FRIDAY MARCH 20, 12:00-1:30PM

Session Chairs: Ashton Ludden and Amy Hand, independent artists, Knoxville, Tennessee, USA

Email: SGC2015WellRounded@gmail.com

This panel initiates a conversation on the shared elements of practice between traditional craft mediums such as printmaking, bookmaking, ceramics, glass, fibers/textiles, wood, and metals/jewelry and the outcomes of integrating these mediums. What are the current and future prospects of craft integration? Many of these craft mediums prospered in factories with a purpose of commercialism and thus have an inherited quality of reproducibility. They primarily use matrices, casts, molds, stencils, patterns, or simply a practiced muscle-memory in order to create multiples. With crafts’ shared historical role as functional objects and mass production, these mediums have struggled to be seen as high or fine art. How has the need for craftsmanship subsided with machinery and new technology? In the contemporary world of concept, has the practice of craft been superseded by the idea of the artist or has the artist revolutionized craft? Unique to these craft mediums is their sense of community. Within their historical settings of guilds or factories, these mediums are typically created with many workers requiring a team effort.

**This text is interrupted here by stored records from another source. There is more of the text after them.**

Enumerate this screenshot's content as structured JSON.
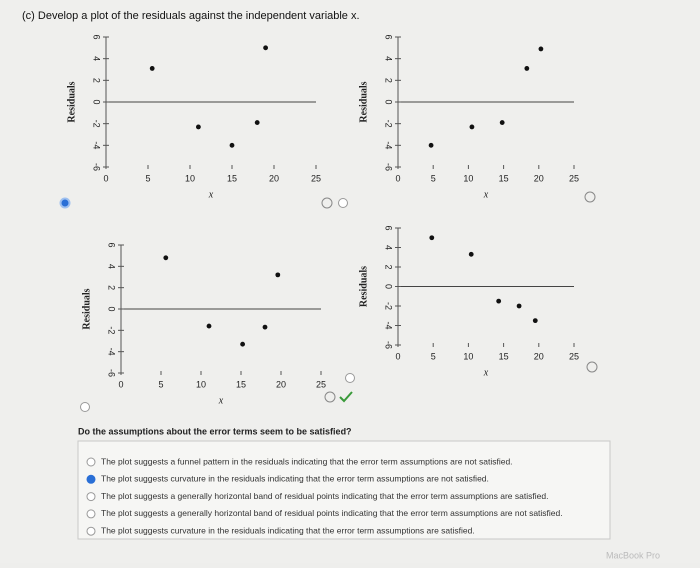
{
  "header": "(c) Develop a plot of the residuals against the independent variable x.",
  "chart_data": [
    {
      "type": "scatter",
      "xlabel": "x",
      "ylabel": "Residuals",
      "x": [
        5.5,
        11,
        15,
        18,
        19
      ],
      "values": [
        3.1,
        -2.3,
        -4,
        -1.9,
        5
      ],
      "xlim": [
        0,
        25
      ],
      "ylim": [
        -6,
        6
      ],
      "xticks": [
        0,
        5,
        10,
        15,
        20,
        25
      ],
      "yticks": [
        -6,
        -4,
        -2,
        0,
        2,
        4,
        6
      ],
      "color": "#111111",
      "selected": true
    },
    {
      "type": "scatter",
      "xlabel": "x",
      "ylabel": "Residuals",
      "x": [
        4.7,
        10.5,
        14.8,
        18.3,
        20.3
      ],
      "values": [
        -4,
        -2.3,
        -1.9,
        3.1,
        4.9
      ],
      "xlim": [
        0,
        25
      ],
      "ylim": [
        -6,
        6
      ],
      "xticks": [
        0,
        5,
        10,
        15,
        20,
        25
      ],
      "yticks": [
        -6,
        -4,
        -2,
        0,
        2,
        4,
        6
      ],
      "color": "#111111",
      "selected": false
    },
    {
      "type": "scatter",
      "xlabel": "x",
      "ylabel": "Residuals",
      "x": [
        5.6,
        11,
        15.2,
        18,
        19.6
      ],
      "values": [
        4.8,
        -1.6,
        -3.3,
        -1.7,
        3.2
      ],
      "xlim": [
        0,
        25
      ],
      "ylim": [
        -6,
        6
      ],
      "xticks": [
        0,
        5,
        10,
        15,
        20,
        25
      ],
      "yticks": [
        -6,
        -4,
        -2,
        0,
        2,
        4,
        6
      ],
      "color": "#111111",
      "selected": false
    },
    {
      "type": "scatter",
      "xlabel": "x",
      "ylabel": "Residuals",
      "x": [
        4.8,
        10.4,
        14.3,
        17.2,
        19.5
      ],
      "values": [
        5,
        3.3,
        -1.5,
        -2,
        -3.5
      ],
      "xlim": [
        0,
        25
      ],
      "ylim": [
        -6,
        6
      ],
      "xticks": [
        0,
        5,
        10,
        15,
        20,
        25
      ],
      "yticks": [
        -6,
        -4,
        -2,
        0,
        2,
        4,
        6
      ],
      "color": "#111111",
      "selected": false
    }
  ],
  "question": "Do the assumptions about the error terms seem to be satisfied?",
  "options": [
    "The plot suggests a funnel pattern in the residuals indicating that the error term assumptions are not satisfied.",
    "The plot suggests curvature in the residuals indicating that the error term assumptions are not satisfied.",
    "The plot suggests a generally horizontal band of residual points indicating that the error term assumptions are satisfied.",
    "The plot suggests a generally horizontal band of residual points indicating that the error term assumptions are not satisfied.",
    "The plot suggests curvature in the residuals indicating that the error term assumptions are satisfied."
  ],
  "selected_option": 1,
  "footer": "MacBook Pro"
}
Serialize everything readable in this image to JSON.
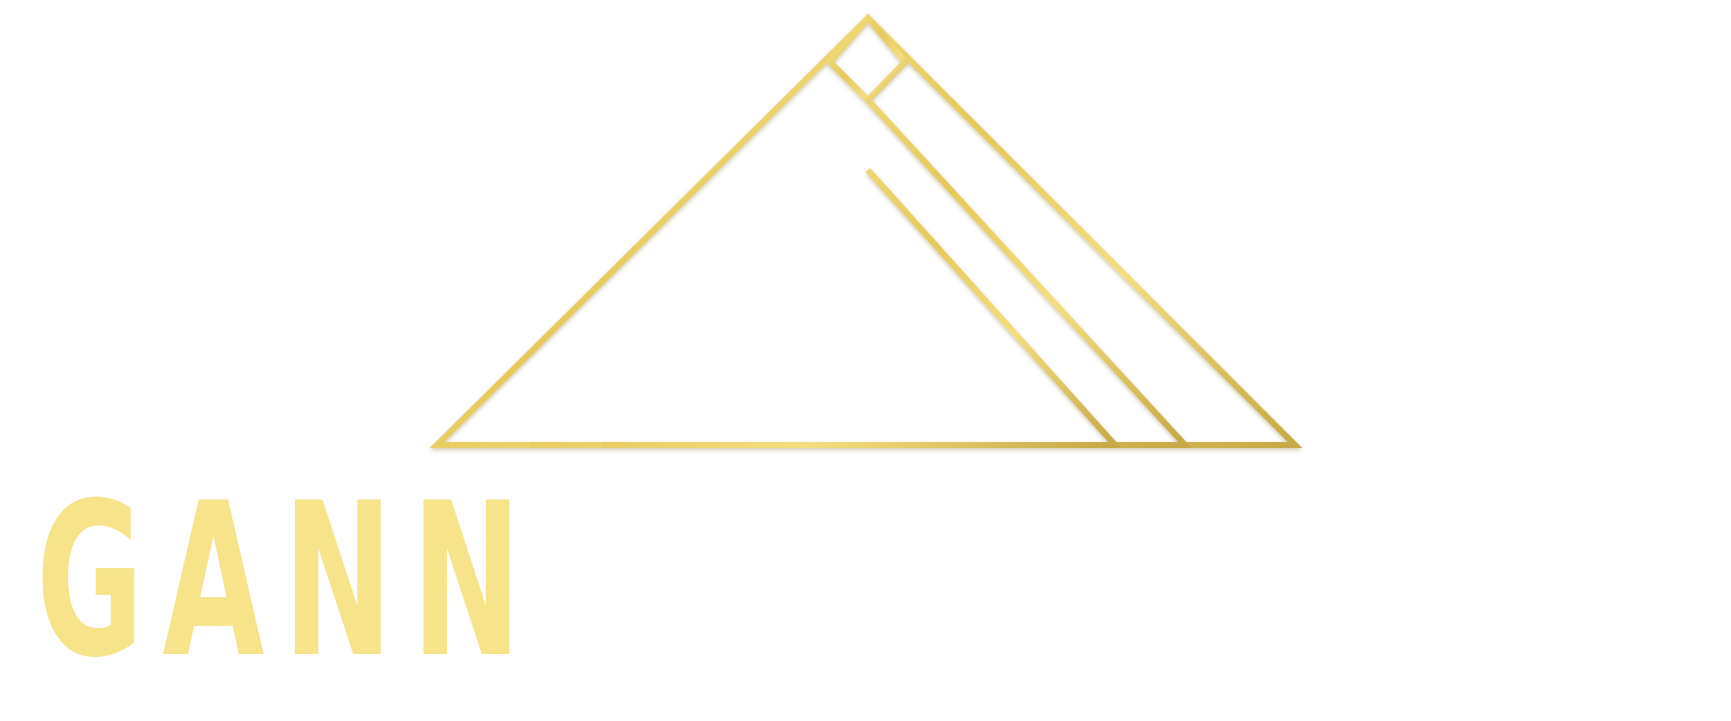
{
  "logo": {
    "wordmark": "GANN",
    "icon": "pyramid-roof-outline-icon",
    "colors": {
      "gold_light": "#f8e68e",
      "gold_mid": "#e9cf63",
      "gold_dark": "#b89a3a",
      "background": "#ffffff"
    }
  }
}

Many contemporary craft mediums still necessitate the aid of other artists to create work or a communal space with shared equipment. When different craft communities begin to integrate, in what way do they influence each other?

Presenter 1: Lara Henderson and Beth Brandon, AS220 Industries, Providence, Rhode Island, USA
Paper Title: AS220 Industries: A Maker Movement in Providence

AS220 Industries, located in downtown Providence, RI, provides affordable access to printmaking, photography, digital media, and digital fabrication equipment and education.  Combining these resources under one umbrella is a result of and a catalyst to collaboration and community building.  In partnership with The Steel Yard (metal and ceramics studio) and Keeseh Studios (woodworking studio), AS220Industries is a national model for what a maker community can and should be: a broad set of resources, and the coexistence of craft, concept, and commercial production.

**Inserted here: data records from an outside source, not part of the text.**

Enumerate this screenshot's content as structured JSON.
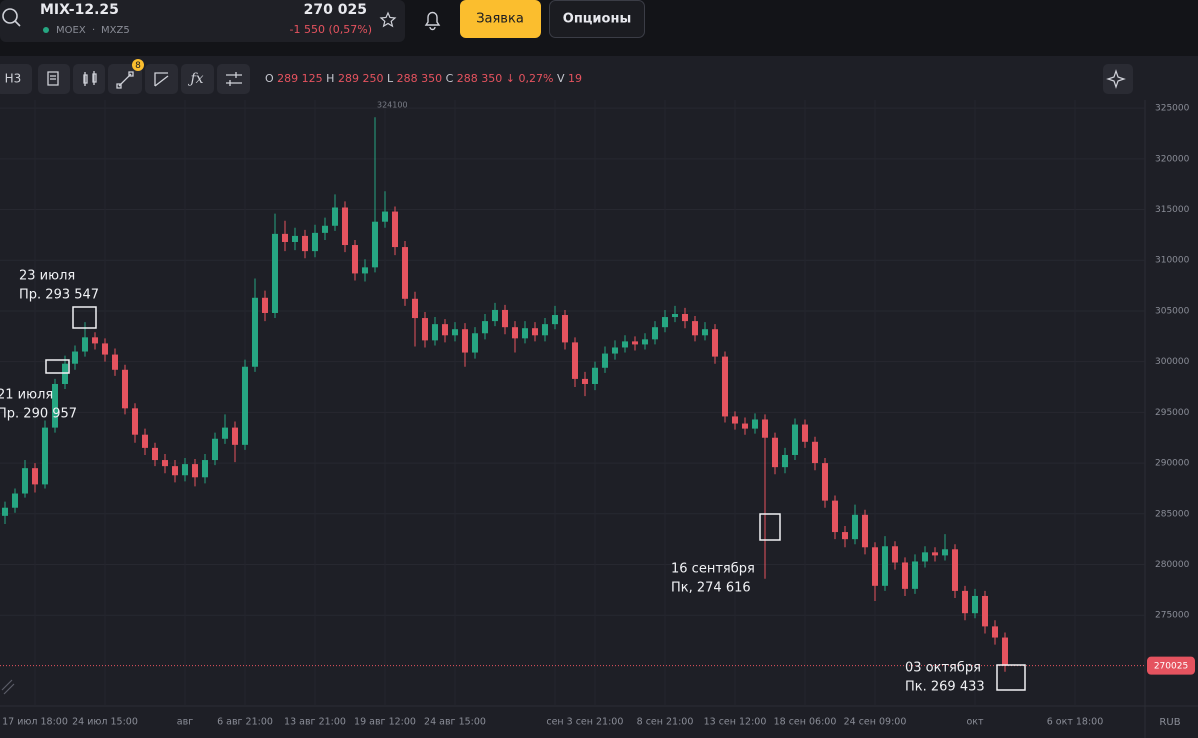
{
  "header": {
    "symbol": "MIX-12.25",
    "exchange": "MOEX",
    "ticker": "MXZ5",
    "price": "270 025",
    "change": "-1 550 (0,57%)",
    "buttons": [
      "Заявка",
      "Опционы"
    ]
  },
  "toolbar": {
    "interval": "Н3",
    "badge": "8",
    "legend": [
      {
        "key": "O",
        "value": "289 125"
      },
      {
        "key": "H",
        "value": "289 250"
      },
      {
        "key": "L",
        "value": "288 350"
      },
      {
        "key": "C",
        "value": "288 350"
      }
    ],
    "change": "↓ 0,27%",
    "volume_key": "V",
    "volume": "19"
  },
  "chart_data": {
    "type": "candlestick",
    "currency": "RUB",
    "up_color": "#26a682",
    "down_color": "#e5535f",
    "ylim": [
      266050,
      325800
    ],
    "yticks": [
      275000,
      280000,
      285000,
      290000,
      295000,
      300000,
      305000,
      310000,
      315000,
      320000,
      325000
    ],
    "grid": true,
    "last_price": 270025,
    "annotations": [
      {
        "date": "23 июля",
        "text": "Пр. 293 547"
      },
      {
        "date": "21 июля",
        "text": "Пр. 290 957"
      },
      {
        "date": "16 сентября",
        "text": "Пк, 274 616"
      },
      {
        "date": "03 октября",
        "text": "Пк. 269 433"
      }
    ],
    "categories": [
      null,
      null,
      null,
      "17 июл 18:00",
      null,
      null,
      null,
      null,
      null,
      null,
      "24 июл 15:00",
      null,
      null,
      null,
      null,
      null,
      null,
      null,
      "авг",
      null,
      null,
      null,
      null,
      null,
      "6 авг 21:00",
      null,
      null,
      null,
      null,
      null,
      null,
      "13 авг 21:00",
      null,
      null,
      null,
      null,
      null,
      null,
      "19 авг 12:00",
      null,
      null,
      null,
      null,
      null,
      null,
      "24 авг 15:00",
      null,
      null,
      null,
      null,
      null,
      null,
      null,
      null,
      null,
      "сен",
      null,
      null,
      null,
      "3 сен 21:00",
      null,
      null,
      null,
      null,
      null,
      null,
      "8 сен 21:00",
      null,
      null,
      null,
      null,
      null,
      null,
      "13 сен 12:00",
      null,
      null,
      null,
      null,
      null,
      null,
      "18 сен 06:00",
      null,
      null,
      null,
      null,
      null,
      null,
      "24 сен 09:00",
      null,
      null,
      null,
      null,
      null,
      null,
      null,
      null,
      null,
      "окт",
      null,
      null,
      null,
      null,
      null,
      null,
      null,
      null,
      null,
      "6 окт 18:00"
    ],
    "ohlc": [
      [
        284800,
        286200,
        284000,
        285600
      ],
      [
        285600,
        287500,
        285100,
        287000
      ],
      [
        287000,
        290300,
        286600,
        289500
      ],
      [
        289500,
        290000,
        287100,
        287900
      ],
      [
        287900,
        294200,
        287500,
        293500
      ],
      [
        293500,
        298300,
        293000,
        297800
      ],
      [
        297800,
        300600,
        297300,
        299800
      ],
      [
        299800,
        301600,
        299200,
        301000
      ],
      [
        301000,
        303900,
        300500,
        302400
      ],
      [
        302400,
        302900,
        301200,
        301800
      ],
      [
        301800,
        302300,
        300000,
        300700
      ],
      [
        300700,
        301300,
        298600,
        299200
      ],
      [
        299200,
        299700,
        294800,
        295400
      ],
      [
        295400,
        295900,
        292000,
        292800
      ],
      [
        292800,
        293400,
        290800,
        291500
      ],
      [
        291500,
        292000,
        289700,
        290300
      ],
      [
        290300,
        290900,
        289000,
        289700
      ],
      [
        289700,
        290300,
        288100,
        288800
      ],
      [
        288800,
        290500,
        288200,
        289900
      ],
      [
        289900,
        290400,
        287700,
        288600
      ],
      [
        288600,
        290900,
        288000,
        290300
      ],
      [
        290300,
        293000,
        289800,
        292400
      ],
      [
        292400,
        294800,
        291900,
        293500
      ],
      [
        293500,
        294100,
        290100,
        291800
      ],
      [
        291800,
        300200,
        291300,
        299500
      ],
      [
        299500,
        308200,
        299000,
        306300
      ],
      [
        306300,
        307000,
        304000,
        304800
      ],
      [
        304800,
        314600,
        304300,
        312600
      ],
      [
        312600,
        313900,
        310900,
        311800
      ],
      [
        311800,
        313200,
        311000,
        312400
      ],
      [
        312400,
        313000,
        310200,
        310900
      ],
      [
        310900,
        313500,
        310300,
        312700
      ],
      [
        312700,
        314200,
        312000,
        313400
      ],
      [
        313400,
        316500,
        312900,
        315200
      ],
      [
        315200,
        315800,
        310800,
        311500
      ],
      [
        311500,
        312000,
        308000,
        308700
      ],
      [
        308700,
        310100,
        307900,
        309300
      ],
      [
        309300,
        324100,
        308800,
        313800
      ],
      [
        313800,
        316800,
        313200,
        314800
      ],
      [
        314800,
        315300,
        310500,
        311300
      ],
      [
        311300,
        311900,
        305500,
        306200
      ],
      [
        306200,
        306900,
        301500,
        304300
      ],
      [
        304300,
        304900,
        301400,
        302100
      ],
      [
        302100,
        304400,
        301600,
        303700
      ],
      [
        303700,
        304200,
        301900,
        302600
      ],
      [
        302600,
        303900,
        302000,
        303200
      ],
      [
        303200,
        303800,
        299500,
        300900
      ],
      [
        300900,
        303400,
        300300,
        302800
      ],
      [
        302800,
        304700,
        302200,
        304000
      ],
      [
        304000,
        305800,
        303500,
        305100
      ],
      [
        305100,
        305600,
        302700,
        303400
      ],
      [
        303400,
        304000,
        300900,
        302300
      ],
      [
        302300,
        304000,
        301800,
        303300
      ],
      [
        303300,
        303900,
        302000,
        302600
      ],
      [
        302600,
        304300,
        302000,
        303700
      ],
      [
        303700,
        305500,
        303200,
        304600
      ],
      [
        304600,
        305100,
        301200,
        301900
      ],
      [
        301900,
        302400,
        297500,
        298300
      ],
      [
        298300,
        299000,
        296600,
        297800
      ],
      [
        297800,
        300000,
        297200,
        299400
      ],
      [
        299400,
        301500,
        298900,
        300800
      ],
      [
        300800,
        302100,
        300200,
        301400
      ],
      [
        301400,
        302600,
        300900,
        302000
      ],
      [
        302000,
        302500,
        301100,
        301700
      ],
      [
        301700,
        302800,
        301200,
        302200
      ],
      [
        302200,
        304000,
        301700,
        303400
      ],
      [
        303400,
        305100,
        302900,
        304400
      ],
      [
        304400,
        305500,
        303900,
        304700
      ],
      [
        304700,
        305300,
        303300,
        304000
      ],
      [
        304000,
        304500,
        302000,
        302600
      ],
      [
        302600,
        303900,
        302100,
        303200
      ],
      [
        303200,
        303700,
        299800,
        300500
      ],
      [
        300500,
        301000,
        294000,
        294600
      ],
      [
        294600,
        295100,
        293300,
        293900
      ],
      [
        293900,
        294500,
        292800,
        293400
      ],
      [
        293400,
        294900,
        292900,
        294300
      ],
      [
        294300,
        294800,
        278600,
        292500
      ],
      [
        292500,
        293000,
        288900,
        289600
      ],
      [
        289600,
        291500,
        289000,
        290800
      ],
      [
        290800,
        294400,
        290300,
        293800
      ],
      [
        293800,
        294300,
        291500,
        292100
      ],
      [
        292100,
        292600,
        289300,
        290000
      ],
      [
        290000,
        290500,
        285600,
        286300
      ],
      [
        286300,
        286800,
        282500,
        283200
      ],
      [
        283200,
        283800,
        281700,
        282500
      ],
      [
        282500,
        285900,
        282000,
        284900
      ],
      [
        284900,
        285400,
        281000,
        281700
      ],
      [
        281700,
        282200,
        276400,
        277900
      ],
      [
        277900,
        282800,
        277400,
        281800
      ],
      [
        281800,
        282300,
        279500,
        280200
      ],
      [
        280200,
        280700,
        276900,
        277600
      ],
      [
        277600,
        281000,
        277100,
        280300
      ],
      [
        280300,
        281800,
        279700,
        281200
      ],
      [
        281200,
        281700,
        280300,
        280900
      ],
      [
        280900,
        283000,
        280400,
        281500
      ],
      [
        281500,
        282000,
        276700,
        277400
      ],
      [
        277400,
        277900,
        274500,
        275200
      ],
      [
        275200,
        277600,
        274700,
        276900
      ],
      [
        276900,
        277400,
        273200,
        273900
      ],
      [
        273900,
        274500,
        272100,
        272800
      ],
      [
        272800,
        273300,
        269433,
        270025
      ],
      null,
      null,
      null,
      null,
      null,
      null,
      null
    ]
  }
}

Presenter 2: Andrew Raftery, Rhode Island School of Art and Design, Providence, Rhode Island, USA
Paper Title: From Staffordshire to Providence: A Transferware Project by Andrew Raftery

From the last quarter of the 18th century to the end of the 20th century, the potteries of Staffordshire in England produced massive amounts of prints ­ on clay. Andrew Raftery will present his research into historical transfer printed wares and his own recent work on a set of twelve transfer printed earthenware plates.

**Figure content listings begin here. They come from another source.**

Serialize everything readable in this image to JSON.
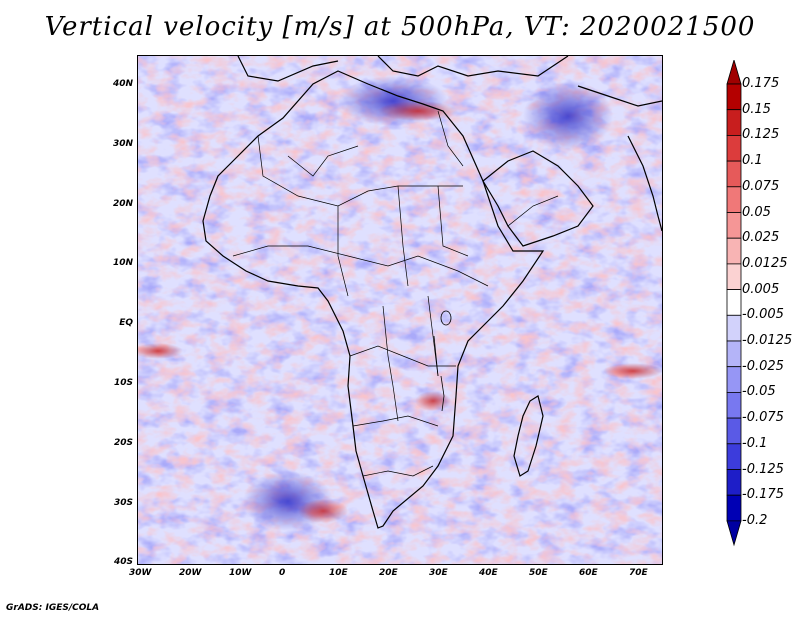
{
  "title": "Vertical velocity [m/s] at 500hPa, VT: 2020021500",
  "credit": "GrADS: IGES/COLA",
  "latitude_labels": [
    "40N",
    "30N",
    "20N",
    "10N",
    "EQ",
    "10S",
    "20S",
    "30S",
    "40S"
  ],
  "longitude_labels": [
    "30W",
    "20W",
    "10W",
    "0",
    "10E",
    "20E",
    "30E",
    "40E",
    "50E",
    "60E",
    "70E"
  ],
  "colorbar": {
    "labels": [
      "0.175",
      "0.15",
      "0.125",
      "0.1",
      "0.075",
      "0.05",
      "0.025",
      "0.0125",
      "0.005",
      "-0.005",
      "-0.0125",
      "-0.025",
      "-0.05",
      "-0.075",
      "-0.1",
      "-0.125",
      "-0.175",
      "-0.2"
    ],
    "colors": [
      "#b40000",
      "#c81e1e",
      "#dc3c3c",
      "#e65a5a",
      "#f07878",
      "#f59696",
      "#f8b4b4",
      "#fbd2d2",
      "#ffffff",
      "#d2d2fb",
      "#b4b4f8",
      "#9696f5",
      "#7878f0",
      "#5a5ae6",
      "#3c3cdc",
      "#1e1ec8",
      "#0000b4"
    ],
    "top_arrow_color": "#a00000",
    "bottom_arrow_color": "#0000a0"
  }
}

Presenter 3: Andrew Saftel, Pikeville, Tennessee, USA
Paper Title: Work in Mexico: from Prints to Tapestries

Saftel will present his work work in printmaking and its connections with his recent tapestries produced in Mexico. The tapestry project evolved using imagery initially created for a series of prints in woodcut, drypoint and collagraph. He will also discuss the different crafts produced in an area of central Mexico where he has spent part of each year doing studio work since 2009.